L'ORA DEL PASTO. COPPI E UNA PRIMAVERA A ROMA

LIBRI | 18/06/2019 | 07:48
di Marco Pastonesi

Il suo ritorno in patria: l’Italia. Il suo ritorno alla vita: la bicicletta. Il suo ritorno alla passione: il ciclismo. Il suo ritorno alla professione: il corridore. Il suo ritorno al futuro: la vittoria.

“Coppi 1945, una primavera a Roma!” è il libro che non c’era: dall’11 novembre 1944, quando sbarca a Napoli dalla Tunisia, al 18 novembre 1945, quando vince il circuito di Ospedaletti davanti ad Adolfo Leoni e – ma pensa – Gino Bartali (che poi avrebbe sostenuto di averlo favorito come regalo di nozze). Un periodo finora oscuro, incerto, vago. E che invece Giampiero Petrucci e Fabio Bellisario hanno illuminato con questa ricerca per Edizioni Eraclea (164 pagine, 13 euro, con prefazione di Beppe Conti e introduzione di Antonio Buccioni).

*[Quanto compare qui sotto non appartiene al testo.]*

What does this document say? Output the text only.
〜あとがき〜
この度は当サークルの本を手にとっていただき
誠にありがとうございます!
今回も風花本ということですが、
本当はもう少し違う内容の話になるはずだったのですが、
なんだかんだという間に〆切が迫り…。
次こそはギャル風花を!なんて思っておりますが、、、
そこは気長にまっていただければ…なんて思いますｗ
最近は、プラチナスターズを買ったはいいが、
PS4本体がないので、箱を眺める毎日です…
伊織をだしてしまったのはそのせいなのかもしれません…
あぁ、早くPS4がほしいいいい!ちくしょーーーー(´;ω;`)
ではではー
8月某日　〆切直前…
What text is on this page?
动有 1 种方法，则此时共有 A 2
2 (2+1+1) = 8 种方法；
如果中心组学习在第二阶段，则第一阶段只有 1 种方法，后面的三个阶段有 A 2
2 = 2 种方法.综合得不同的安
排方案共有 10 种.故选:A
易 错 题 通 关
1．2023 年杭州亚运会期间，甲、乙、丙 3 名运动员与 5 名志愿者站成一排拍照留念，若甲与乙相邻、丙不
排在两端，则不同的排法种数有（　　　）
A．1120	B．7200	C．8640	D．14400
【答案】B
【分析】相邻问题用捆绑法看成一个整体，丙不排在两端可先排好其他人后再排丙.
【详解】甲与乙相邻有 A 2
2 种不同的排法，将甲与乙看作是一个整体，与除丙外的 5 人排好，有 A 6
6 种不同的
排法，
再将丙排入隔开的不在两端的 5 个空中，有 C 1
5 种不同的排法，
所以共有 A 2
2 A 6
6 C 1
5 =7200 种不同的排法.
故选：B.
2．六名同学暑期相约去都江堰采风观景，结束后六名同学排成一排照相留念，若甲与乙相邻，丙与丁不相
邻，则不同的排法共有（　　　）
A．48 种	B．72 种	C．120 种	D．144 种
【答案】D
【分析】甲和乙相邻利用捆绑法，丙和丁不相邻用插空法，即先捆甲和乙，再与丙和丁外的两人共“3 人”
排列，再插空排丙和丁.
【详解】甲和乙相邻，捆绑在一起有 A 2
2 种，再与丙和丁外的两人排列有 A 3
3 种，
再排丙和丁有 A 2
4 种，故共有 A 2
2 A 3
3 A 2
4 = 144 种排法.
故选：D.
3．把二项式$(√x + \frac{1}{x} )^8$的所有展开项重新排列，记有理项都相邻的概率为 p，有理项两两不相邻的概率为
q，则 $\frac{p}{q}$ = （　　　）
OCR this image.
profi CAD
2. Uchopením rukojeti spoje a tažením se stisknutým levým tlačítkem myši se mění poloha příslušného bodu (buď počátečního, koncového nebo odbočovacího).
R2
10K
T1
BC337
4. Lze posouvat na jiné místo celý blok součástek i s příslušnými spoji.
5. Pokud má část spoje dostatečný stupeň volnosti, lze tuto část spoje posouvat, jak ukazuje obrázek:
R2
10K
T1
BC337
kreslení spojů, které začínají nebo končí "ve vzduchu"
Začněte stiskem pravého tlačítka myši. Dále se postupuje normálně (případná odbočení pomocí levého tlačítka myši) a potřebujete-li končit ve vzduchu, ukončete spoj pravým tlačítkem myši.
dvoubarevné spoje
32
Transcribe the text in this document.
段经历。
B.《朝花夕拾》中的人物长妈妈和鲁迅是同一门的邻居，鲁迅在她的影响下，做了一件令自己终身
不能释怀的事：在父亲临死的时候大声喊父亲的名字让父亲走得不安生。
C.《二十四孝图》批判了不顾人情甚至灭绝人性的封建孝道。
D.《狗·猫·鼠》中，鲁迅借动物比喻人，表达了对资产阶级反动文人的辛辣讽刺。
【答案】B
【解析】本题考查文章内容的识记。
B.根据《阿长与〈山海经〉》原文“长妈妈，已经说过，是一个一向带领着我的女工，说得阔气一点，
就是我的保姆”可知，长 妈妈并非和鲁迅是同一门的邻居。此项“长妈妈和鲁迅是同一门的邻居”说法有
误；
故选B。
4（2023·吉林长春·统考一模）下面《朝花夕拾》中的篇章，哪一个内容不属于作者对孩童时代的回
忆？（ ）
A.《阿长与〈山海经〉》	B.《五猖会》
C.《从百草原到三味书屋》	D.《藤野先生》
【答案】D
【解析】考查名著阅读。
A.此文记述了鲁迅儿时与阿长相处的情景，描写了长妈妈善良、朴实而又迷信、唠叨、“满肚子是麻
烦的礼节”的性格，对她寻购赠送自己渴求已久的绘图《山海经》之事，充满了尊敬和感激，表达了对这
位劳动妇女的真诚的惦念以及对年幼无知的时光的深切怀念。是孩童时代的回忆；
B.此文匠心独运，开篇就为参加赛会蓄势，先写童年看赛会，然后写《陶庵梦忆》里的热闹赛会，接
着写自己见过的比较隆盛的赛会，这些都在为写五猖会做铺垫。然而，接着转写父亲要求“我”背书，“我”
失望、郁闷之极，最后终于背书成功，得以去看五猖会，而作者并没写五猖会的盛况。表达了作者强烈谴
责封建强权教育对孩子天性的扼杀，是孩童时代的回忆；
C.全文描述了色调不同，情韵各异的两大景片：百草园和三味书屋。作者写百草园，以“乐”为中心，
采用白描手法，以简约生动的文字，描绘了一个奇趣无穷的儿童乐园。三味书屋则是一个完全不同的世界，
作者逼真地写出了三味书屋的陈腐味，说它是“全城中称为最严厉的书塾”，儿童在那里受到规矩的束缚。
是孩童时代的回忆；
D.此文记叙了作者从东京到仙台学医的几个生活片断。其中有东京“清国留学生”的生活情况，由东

Coppi: militare di leva dal 21 marzo 1940, di stanza nella Caserma Passalacqua di Tortona, 38° Reggimento di Fanteria, matricola 5628. Coppi: trasferito nei primi mesi del 1943 da Alessandria a Modena, Roma, Napoli, Sicilia, e dal 7 marzo 1943 in Tunisia, in prima linea contro gli inglesi, e dal 13 maggio 1943 prigioniero degli inglesi. Coppi: cooperante (titolo attribuito a chi rinnegava il fascismo), dall’11 novembre 1944 a Napoli, poi a Caserta, nel campo della Raf (Royal Air Force), come attendente del tenente Ronald Smith Towell. Ed è qui che Coppi rinasce: il 9 gennaio 1945, a Caserta, incontra l’ex compagno di squadra Pietro Chiappini, l’artigiano di biciclette Edmondo Nulli, il fotografo Carlo Martini (quello della borraccia) e il giornalista Osvaldo Ferrari (del “Corriere dello Sport”), giunti da Roma sulla macchina di (e con) Michelino Ciocci. Risultato: una bici (Nulli, appunto, dopo la Legnano procuratagli dal falegname Giuseppe D’Avino grazie alla raccomandazione del calciatore Umberto Busani e all’appello di Gino Palumbo sulla “Voce”), una squadra (la Società Sportiva Lazio), uno stipendio (ma sono, per tutti, tempi magri) e un calendario (quello del 1945). La prima corsa, il 25 febbraio: il campionato campano di ciclocross a Grumo Nevano, interrotto per invasione del pubblico sul campo di gara per festeggiarlo, anche se, a corto di allenamento, era già stato staccato. E la prima vittoria, il 27 maggio: la Coppa Salvioni (Roma-Castelgandolfo) davanti – ma pensa – a Bartali.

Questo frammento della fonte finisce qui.